Resolução da situação-problema

Os processos psicológicos básicos, conforme já indicamos anteriormente, dizem respeito a processos mais
ligados, ou sendo literalmente, processos orgânicos ou fisiológicos. A sensação pode ser colocada como um
processo inteiramente fisiológico, enquanto os outros processos, apesar de assim não o serem, estão ainda bem
próximos deste processo. Assim, uma pessoa que teve pouco sono, não poderá gozar de uma atenção, percepção
ou memória
plena. Dessa forma, podemos apontar tais processos poderiam ter influenciado diretamente no
acidente, no sentido de por conta de falta de atenção ou percepção alterada tê-lo causado, bem como a questão
do testemunho pode ter
sido influenciada pela memória do ocorrido por parte daqueles que o testemunharam,
bem como a percepção que tiveram, podendo ter sido influenciados pelo grau de atenção ou ângulo que
perceberam o ocorrido.

As funções psicológicas superiores dizem respeito a processos mais complexos que são aprendidos durante o
desenvolvimento de um indivíduo. Assim, podemos citar como exemplo a própria linguagem, o pensamento,
imaginação,
a capacidade de planejar algo, o pensamento abstrato, raciocínio, etc. Conforme citamos, estas
funções são aprendidas, dessa forma, a influência cultural e social nelas é determinante. Com isso, podemos
indicar alguns pontos
relacionados a situação problema, como a noção de culpa, de acidente e de normalidade
por cada membro. Ainda que do ponto de vista legal e estrito, objetivo, o fato em si seja concreto, a forma com
que as pessoas concebem e
interpretam em um momento não usual como esse será particularmente influenciado
por diversas questões. Então a questão da linguagem utilizada, a percepção de agressividade ou não no incidente,
podem ser interpretadas de maneira
diferente devido ao background cultural de cada pessoa.

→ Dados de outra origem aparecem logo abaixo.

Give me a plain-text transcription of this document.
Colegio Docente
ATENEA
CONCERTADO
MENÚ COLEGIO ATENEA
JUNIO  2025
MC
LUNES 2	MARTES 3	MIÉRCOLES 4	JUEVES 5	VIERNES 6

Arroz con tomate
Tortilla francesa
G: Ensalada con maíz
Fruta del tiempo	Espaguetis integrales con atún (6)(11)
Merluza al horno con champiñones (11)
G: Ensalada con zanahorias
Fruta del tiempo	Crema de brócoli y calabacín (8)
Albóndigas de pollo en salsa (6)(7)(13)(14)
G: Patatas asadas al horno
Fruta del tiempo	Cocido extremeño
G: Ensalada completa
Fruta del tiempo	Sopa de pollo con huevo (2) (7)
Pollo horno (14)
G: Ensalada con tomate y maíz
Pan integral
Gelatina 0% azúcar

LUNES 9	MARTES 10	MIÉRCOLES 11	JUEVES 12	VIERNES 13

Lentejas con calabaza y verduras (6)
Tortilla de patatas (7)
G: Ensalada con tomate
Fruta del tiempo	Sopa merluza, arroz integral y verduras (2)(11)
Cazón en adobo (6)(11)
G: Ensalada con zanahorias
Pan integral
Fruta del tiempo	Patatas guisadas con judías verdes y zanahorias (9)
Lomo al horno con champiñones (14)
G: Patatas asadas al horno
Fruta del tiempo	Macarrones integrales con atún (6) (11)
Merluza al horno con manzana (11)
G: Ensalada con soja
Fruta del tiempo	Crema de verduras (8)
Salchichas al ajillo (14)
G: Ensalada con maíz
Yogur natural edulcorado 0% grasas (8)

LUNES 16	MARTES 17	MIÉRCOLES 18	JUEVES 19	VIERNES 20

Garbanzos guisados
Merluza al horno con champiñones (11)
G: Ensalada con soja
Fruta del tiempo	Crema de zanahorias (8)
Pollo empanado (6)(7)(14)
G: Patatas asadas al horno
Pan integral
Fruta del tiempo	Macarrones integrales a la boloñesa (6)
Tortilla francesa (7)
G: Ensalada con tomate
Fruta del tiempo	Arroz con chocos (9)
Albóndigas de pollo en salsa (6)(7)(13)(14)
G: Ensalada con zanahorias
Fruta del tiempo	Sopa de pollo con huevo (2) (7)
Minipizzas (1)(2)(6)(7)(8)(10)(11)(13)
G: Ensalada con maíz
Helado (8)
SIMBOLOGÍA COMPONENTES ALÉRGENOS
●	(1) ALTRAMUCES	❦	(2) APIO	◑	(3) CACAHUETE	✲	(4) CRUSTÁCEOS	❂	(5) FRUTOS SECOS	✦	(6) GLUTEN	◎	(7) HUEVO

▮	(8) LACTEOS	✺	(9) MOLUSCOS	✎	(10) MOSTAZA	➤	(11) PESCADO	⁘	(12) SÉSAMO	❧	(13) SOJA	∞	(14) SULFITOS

Apesar de podermos identificar diversas questões que podem ter influenciado e determinado em algum grau tal
situação, devemos levar em consideração que sempre devemos fazer essas considerações de forma crítica. Com
isso queremos
dizer: é importante entendermos que os fenômenos psicológicos são multifacetados e
multideterminados. Assim, cabe apontar para a necessidade de não se cair em determinismos organicistas ou
inatistas (pessoas com determinadas
características orgânicas, ou que nasceram de tal maneiras, sempre serão
desta forma), bem como os determinismos culturalistas (pessoas de determinada cultura ou contexto sempre irão
se comportar dessa forma).
Outro cuidado a ser tomado diz respeito a questão do reducionismo, aspecto
relacionado diretamente ao determinismo citado anteriormente. Ele diz respeito a redução (seja de causa ou
determinação) de certos
fenômenos à uma relação simples, quando na verdade são fenômenos complexos e
multideterminados (como por exemplos os conceitos de identidade, subjetividade, personalidade). Finalmente,
apesar de podermos identificar diversos
aspectos através deste conceito, devemos não levar eles como
determinantes, não fazendo julgamentos inexatos com isso.